Albany Street, and its cross streets from Schenectady Street up to Edward Street, has been associated with the scores of German immigrant families who moved there as the city expanded from the 1880s to the 1920s. Many German-American organizations, such as the Turnverein and Liederkranz, maintained their halls and offices on or near Albany Street. People frolicked and gathered in nearby Brandywine Park, which had its entrance where Albany Street met Elm Street.

Family members cluster in the windows of the grocery and home of Henry J. Terpening at 912 Albany Street and the home of John Begley, 910 Albany Street, around 1890.  Photograph from Larry Hart Collection. 

Hazel Swartz Forst, who lived most of her 90 years on Albany Street, remembered her early childhood days at what is now 1344 Albany Street, around 1900: "Across the street from us was a pine grove . . . the pine needles on the ground were so thick and smooth, we kids could slide on them. The street wasn't paved -- all dirt -- and after a heavy rain the mud was all gooey and we kids had fun walking in the road, much to the chagrin of our mothers."

A 1915 view of businesses on Albany Street, near the intersection of Brandywine Avenue. Photograph from Grems-Doolittle Library Photograph Collection. 

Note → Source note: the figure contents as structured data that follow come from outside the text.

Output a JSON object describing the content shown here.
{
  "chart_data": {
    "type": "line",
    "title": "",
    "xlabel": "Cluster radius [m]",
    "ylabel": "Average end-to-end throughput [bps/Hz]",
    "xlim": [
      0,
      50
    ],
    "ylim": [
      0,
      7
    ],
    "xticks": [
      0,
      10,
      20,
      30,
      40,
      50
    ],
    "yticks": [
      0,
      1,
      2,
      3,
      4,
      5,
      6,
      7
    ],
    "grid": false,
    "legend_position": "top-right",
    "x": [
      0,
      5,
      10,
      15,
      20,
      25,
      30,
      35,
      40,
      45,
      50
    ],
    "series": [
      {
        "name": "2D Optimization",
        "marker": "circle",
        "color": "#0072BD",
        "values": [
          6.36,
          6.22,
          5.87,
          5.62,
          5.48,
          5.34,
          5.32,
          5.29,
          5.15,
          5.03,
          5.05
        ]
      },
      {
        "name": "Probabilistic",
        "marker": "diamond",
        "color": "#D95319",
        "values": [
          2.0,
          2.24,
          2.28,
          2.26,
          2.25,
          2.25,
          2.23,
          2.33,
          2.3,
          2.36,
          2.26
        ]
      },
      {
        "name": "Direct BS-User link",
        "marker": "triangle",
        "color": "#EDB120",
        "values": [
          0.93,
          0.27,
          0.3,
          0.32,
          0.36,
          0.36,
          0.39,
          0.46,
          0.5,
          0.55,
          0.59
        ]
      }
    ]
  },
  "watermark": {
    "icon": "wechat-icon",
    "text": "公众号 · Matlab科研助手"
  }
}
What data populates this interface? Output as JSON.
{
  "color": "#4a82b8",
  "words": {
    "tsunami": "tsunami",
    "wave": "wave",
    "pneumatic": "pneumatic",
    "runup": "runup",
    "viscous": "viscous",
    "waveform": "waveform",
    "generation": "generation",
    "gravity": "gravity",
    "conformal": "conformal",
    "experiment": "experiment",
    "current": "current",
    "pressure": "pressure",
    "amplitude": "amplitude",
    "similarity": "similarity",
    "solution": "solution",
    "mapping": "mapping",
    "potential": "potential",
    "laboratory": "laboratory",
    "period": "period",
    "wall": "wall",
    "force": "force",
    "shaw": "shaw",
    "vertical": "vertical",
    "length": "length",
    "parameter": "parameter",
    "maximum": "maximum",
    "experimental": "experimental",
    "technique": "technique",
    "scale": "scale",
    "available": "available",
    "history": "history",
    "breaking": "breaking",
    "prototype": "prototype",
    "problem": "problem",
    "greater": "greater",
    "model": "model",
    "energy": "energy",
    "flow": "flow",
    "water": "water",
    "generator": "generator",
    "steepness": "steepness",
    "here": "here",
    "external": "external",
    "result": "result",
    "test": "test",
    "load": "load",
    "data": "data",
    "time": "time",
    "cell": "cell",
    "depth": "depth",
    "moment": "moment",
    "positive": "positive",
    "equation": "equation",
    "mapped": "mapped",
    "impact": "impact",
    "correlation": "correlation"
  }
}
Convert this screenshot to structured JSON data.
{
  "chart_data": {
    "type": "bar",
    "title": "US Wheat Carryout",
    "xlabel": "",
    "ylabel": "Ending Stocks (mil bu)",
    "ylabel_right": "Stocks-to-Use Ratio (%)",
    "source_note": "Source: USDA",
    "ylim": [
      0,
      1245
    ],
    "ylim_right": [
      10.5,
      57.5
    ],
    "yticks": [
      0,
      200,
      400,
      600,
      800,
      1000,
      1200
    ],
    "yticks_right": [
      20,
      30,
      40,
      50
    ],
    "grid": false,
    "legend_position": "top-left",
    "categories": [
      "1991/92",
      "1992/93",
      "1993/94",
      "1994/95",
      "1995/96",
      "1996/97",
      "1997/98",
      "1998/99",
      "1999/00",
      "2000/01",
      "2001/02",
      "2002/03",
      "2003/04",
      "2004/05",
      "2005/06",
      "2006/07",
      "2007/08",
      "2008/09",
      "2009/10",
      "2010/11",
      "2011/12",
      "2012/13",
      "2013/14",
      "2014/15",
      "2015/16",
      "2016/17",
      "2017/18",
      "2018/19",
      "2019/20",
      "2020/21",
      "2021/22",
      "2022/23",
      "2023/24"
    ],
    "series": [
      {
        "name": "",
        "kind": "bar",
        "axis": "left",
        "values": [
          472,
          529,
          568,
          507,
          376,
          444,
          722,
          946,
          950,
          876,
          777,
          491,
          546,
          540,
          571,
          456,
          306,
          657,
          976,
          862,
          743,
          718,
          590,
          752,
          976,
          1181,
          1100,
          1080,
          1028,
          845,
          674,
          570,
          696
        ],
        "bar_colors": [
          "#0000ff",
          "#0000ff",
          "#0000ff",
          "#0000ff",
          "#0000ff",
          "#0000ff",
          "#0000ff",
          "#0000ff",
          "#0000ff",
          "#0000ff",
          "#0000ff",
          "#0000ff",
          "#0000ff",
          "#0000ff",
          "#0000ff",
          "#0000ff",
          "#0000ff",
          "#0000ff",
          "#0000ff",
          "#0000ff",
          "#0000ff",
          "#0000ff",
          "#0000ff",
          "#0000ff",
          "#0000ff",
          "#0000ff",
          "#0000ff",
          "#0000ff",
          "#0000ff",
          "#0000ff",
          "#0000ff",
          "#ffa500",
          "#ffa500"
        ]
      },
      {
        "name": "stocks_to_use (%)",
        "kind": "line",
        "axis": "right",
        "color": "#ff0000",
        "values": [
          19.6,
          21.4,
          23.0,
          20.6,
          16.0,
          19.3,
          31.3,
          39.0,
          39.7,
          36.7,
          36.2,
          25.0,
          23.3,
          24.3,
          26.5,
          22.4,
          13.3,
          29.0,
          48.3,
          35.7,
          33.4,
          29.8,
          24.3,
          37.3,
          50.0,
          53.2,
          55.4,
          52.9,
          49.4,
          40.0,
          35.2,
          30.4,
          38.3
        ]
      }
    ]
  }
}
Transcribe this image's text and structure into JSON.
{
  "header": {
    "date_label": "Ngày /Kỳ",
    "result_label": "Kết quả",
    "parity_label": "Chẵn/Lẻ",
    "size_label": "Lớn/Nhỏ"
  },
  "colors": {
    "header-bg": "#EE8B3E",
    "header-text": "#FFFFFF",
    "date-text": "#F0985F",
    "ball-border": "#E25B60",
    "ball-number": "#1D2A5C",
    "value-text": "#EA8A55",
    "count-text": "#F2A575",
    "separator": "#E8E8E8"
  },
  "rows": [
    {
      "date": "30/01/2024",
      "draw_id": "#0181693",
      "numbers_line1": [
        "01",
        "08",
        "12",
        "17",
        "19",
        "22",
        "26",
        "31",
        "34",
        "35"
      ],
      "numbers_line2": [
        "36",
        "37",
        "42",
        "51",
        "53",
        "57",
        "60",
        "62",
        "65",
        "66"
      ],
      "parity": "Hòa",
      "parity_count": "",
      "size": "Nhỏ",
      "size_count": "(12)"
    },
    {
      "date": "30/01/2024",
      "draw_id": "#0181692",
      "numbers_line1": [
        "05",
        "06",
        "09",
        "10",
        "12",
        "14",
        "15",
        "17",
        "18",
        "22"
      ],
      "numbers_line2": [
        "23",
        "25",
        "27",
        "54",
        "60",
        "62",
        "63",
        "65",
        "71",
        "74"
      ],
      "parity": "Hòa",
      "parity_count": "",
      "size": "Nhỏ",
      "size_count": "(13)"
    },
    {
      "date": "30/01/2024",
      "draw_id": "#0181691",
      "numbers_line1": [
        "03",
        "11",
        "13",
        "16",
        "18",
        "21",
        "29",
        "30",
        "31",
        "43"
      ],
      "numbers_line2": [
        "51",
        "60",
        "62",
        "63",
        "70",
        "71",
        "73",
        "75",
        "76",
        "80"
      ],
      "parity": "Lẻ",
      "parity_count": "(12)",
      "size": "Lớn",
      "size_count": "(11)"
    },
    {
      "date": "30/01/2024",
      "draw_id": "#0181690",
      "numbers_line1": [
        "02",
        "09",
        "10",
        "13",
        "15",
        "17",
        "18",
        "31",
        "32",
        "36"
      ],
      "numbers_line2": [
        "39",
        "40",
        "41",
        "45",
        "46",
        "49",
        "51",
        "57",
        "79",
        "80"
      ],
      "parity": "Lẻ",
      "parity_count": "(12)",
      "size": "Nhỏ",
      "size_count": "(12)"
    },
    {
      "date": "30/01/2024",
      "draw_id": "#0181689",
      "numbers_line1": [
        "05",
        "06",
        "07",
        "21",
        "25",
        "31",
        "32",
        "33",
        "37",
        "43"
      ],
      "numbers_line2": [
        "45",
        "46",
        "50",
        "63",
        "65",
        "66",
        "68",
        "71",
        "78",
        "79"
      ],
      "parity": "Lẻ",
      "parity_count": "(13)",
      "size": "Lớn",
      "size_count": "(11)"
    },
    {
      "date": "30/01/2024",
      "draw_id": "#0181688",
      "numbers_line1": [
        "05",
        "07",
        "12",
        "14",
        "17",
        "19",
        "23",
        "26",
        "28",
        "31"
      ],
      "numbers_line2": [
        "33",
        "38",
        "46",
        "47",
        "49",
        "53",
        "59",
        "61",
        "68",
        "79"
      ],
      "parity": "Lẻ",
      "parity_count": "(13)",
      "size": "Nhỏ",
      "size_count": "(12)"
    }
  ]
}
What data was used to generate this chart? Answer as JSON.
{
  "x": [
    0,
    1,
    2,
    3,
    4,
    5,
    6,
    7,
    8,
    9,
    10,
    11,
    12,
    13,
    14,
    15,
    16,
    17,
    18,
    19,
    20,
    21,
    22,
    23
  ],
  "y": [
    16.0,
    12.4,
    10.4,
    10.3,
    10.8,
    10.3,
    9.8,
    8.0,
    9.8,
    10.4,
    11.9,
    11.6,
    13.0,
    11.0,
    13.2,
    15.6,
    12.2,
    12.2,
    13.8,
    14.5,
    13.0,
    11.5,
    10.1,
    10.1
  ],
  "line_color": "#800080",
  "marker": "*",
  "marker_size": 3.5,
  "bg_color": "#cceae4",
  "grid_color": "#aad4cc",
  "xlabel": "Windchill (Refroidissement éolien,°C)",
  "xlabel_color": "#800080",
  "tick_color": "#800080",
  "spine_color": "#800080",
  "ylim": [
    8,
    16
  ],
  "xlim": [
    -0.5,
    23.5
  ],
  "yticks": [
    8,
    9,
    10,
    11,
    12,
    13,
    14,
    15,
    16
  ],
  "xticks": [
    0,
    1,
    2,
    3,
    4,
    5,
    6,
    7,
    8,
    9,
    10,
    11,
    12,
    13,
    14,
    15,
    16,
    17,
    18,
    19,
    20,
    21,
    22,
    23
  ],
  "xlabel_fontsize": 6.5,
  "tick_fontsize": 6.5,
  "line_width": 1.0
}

Adelaide O'Connor, whose mother grew up on Albany Street, shared recollections of visits to the Albany Street Pork Store (then Kemner's) and of the delicious apple kuchen at Pitts' Bakery on Schenectady Street. The Grau family also ran a popular bakery called the Rolling Pin Bakery, on Albany Street near the corner of Craig Street. Gert Purcell remembered Gus Grau, a German immigrant, making "absolutely delicious" coffee cakes, cookies, bread, and rolls. "We'd go in about every day," Purcell recalled. "They were very warm, wonderfully warm people, always ready to hand a child a cookie."

The hall maintained by the German-American gymnastic club Schenectady Turnverein, ca. 1905. The building, located at 837 Albany Street, was also known as Turn Halle or Turner Hall. Photograph from Grems-Doolittle Library Photograph Collection. 

Albany Street near the intersection of Paige Street, circa 1945. Photograph from Larry Hart Collection. 

Hazel Forst also remembered the water tower that was on Albany Street, between Hulett and Schenectady Streets. Made obsolete in 1914 by the construction of the Bevis Hill Reservoir, it was torn down in 1928. After the tower was taken down, Forst recalled, "we missed all the shade it gave us that kept us cool in summer."

This water tower once stood on the south side of Albany Street, between Hulett Street and Schenectady Street. It was demolished in 1928. Photograph from Grems-Doolittle Library Photograph Collection.